Giving a background, Mr Ablakwa explained that at the beginning of every year, government negotiated with the Conference of Principals of Colleges of Education, what the feeding fee per student should be.
He, therefore, said there was no substance in the suspicion that the feeding grants would be withdrawn, “We will continue to feed the students of colleges of education thrice a day. They are the only tertiary institutions that enjoy this facility.”
Background to students’ allowance
Touching on the withdrawal of the allowances for students in the colleges of education, Mr Ablakwa explained that it was introduced by the first President of Ghana, Osagyefo Dr Kwame Nkrumah, to attract more people into the teaching profession, but was cancelled in 1971 by the Busia regime.
He said the cancellation reduced the number of colleges from 85 to 38, converting those cancelled to secondary schools as part of the policy of the then government that they needed more secondary schools.

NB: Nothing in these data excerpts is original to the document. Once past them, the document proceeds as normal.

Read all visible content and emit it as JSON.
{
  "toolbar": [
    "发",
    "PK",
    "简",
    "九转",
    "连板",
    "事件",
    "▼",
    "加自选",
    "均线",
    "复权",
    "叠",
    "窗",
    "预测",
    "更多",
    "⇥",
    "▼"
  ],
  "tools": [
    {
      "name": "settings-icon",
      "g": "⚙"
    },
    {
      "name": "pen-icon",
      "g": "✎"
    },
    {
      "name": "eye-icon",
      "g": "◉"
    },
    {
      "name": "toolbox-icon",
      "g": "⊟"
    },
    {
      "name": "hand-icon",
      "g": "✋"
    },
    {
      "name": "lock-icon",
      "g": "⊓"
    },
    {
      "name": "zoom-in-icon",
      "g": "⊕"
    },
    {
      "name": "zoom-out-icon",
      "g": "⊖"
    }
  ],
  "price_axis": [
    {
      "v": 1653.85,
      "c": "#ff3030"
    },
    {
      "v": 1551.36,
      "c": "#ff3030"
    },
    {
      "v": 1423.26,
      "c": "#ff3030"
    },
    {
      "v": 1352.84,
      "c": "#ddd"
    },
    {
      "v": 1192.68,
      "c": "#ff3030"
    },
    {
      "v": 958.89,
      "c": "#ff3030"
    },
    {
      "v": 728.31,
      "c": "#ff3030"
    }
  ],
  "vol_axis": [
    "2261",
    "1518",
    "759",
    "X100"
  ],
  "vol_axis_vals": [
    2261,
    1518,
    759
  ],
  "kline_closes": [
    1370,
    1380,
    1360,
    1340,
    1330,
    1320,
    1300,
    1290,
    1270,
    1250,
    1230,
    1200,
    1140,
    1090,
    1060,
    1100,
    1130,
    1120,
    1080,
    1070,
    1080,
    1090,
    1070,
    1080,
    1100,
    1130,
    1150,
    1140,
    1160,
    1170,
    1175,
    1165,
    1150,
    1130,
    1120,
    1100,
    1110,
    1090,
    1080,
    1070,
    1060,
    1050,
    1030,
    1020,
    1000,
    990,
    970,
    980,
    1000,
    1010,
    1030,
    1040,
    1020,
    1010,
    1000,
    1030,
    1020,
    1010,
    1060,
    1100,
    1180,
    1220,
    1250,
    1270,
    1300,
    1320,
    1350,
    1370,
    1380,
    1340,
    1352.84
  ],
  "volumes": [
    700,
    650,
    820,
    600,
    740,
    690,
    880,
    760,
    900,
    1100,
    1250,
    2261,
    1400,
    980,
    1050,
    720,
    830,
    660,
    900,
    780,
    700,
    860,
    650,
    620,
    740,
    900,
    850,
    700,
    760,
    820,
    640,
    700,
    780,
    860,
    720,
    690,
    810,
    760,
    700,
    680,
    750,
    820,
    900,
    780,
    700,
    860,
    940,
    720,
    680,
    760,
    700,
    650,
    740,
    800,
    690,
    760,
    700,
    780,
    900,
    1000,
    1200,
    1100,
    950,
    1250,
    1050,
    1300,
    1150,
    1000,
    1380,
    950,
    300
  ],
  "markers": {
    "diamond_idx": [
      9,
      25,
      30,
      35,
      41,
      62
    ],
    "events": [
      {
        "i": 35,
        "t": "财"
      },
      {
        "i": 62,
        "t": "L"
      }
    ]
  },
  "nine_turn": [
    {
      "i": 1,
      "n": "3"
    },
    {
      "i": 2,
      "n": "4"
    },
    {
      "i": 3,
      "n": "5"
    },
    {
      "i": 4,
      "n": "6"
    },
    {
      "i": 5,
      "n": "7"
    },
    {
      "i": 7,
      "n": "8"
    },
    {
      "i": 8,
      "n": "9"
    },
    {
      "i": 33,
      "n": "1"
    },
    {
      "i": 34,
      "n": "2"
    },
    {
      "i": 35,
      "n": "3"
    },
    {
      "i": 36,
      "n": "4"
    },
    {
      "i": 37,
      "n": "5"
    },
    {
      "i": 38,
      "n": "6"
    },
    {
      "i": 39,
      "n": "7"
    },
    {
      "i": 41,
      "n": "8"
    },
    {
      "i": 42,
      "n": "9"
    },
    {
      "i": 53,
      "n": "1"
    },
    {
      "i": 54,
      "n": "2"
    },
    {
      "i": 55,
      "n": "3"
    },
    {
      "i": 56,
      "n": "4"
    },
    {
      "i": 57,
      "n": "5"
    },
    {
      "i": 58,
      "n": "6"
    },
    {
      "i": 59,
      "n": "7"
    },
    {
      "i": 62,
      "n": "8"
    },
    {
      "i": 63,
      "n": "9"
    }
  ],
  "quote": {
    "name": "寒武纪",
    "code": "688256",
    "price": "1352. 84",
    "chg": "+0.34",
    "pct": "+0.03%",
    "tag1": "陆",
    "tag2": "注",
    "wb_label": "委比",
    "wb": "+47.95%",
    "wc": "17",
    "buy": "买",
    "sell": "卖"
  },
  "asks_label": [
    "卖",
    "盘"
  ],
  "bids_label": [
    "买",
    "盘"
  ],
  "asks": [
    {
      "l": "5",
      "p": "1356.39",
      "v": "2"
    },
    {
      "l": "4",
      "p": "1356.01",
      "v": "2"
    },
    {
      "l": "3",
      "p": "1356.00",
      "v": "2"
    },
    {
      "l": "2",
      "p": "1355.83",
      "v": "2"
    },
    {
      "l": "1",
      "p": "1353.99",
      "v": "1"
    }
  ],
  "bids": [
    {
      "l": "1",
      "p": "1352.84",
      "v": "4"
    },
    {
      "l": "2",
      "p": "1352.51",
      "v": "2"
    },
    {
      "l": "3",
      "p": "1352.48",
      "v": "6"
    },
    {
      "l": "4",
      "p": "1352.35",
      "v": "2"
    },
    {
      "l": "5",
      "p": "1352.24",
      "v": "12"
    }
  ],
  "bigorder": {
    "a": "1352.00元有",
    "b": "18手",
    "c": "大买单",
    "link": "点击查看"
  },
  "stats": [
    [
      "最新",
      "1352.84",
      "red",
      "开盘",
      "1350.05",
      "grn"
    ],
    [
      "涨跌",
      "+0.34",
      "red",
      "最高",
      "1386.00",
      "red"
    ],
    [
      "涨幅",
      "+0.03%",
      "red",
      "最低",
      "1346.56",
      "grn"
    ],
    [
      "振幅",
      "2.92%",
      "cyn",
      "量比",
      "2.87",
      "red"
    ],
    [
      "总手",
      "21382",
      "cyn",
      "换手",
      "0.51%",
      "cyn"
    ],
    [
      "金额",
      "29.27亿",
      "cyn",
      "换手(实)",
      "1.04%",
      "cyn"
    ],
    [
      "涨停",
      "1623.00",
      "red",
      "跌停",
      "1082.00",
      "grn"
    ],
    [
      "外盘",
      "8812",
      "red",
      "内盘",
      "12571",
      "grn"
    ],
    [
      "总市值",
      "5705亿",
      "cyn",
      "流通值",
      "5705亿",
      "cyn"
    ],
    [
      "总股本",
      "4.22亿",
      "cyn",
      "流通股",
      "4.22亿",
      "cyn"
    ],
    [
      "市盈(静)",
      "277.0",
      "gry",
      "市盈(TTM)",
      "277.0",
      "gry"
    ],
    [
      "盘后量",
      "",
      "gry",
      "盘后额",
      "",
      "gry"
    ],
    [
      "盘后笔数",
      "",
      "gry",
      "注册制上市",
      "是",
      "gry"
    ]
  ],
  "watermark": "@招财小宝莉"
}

Mr Ablakwa explained that in 1979, however, former President J.J. Rawlings reintroduced the allowance to attract more people into the profession with the exodus of Ghanaian teachers to Nigeria.
Quota system
“However, over time, the allowances regime brought in the quota system. At the beginning of every academic year, the colleges of education will check from the government, based on its budget, how many trainees government can support with the allowances.”
“So, by the time we intervened in 2013/14 academic year, the 38 public colleges of education were operating 40 per cent of their capacity,” he explained.
Mr Ablakwa recalled that the Conference of Principals of Colleges of Education over the years pleaded with successive governments to be permitted to fill the remaining 60 per cent with fee-paying students but the successive governments declined the request, arguing that it would amount to pricing education beyond the ordinary Ghanaian.
Students’ loan
He explained that with the upgrading of the colleges of education to tertiary institutions and the withdrawal of the allowance, the colleges of education were now operating at full capacity while the trainees were now accessing the students’ loan.
The deputy minister said currently over 4,100 trainees from colleges of education had accessed the students’ loan.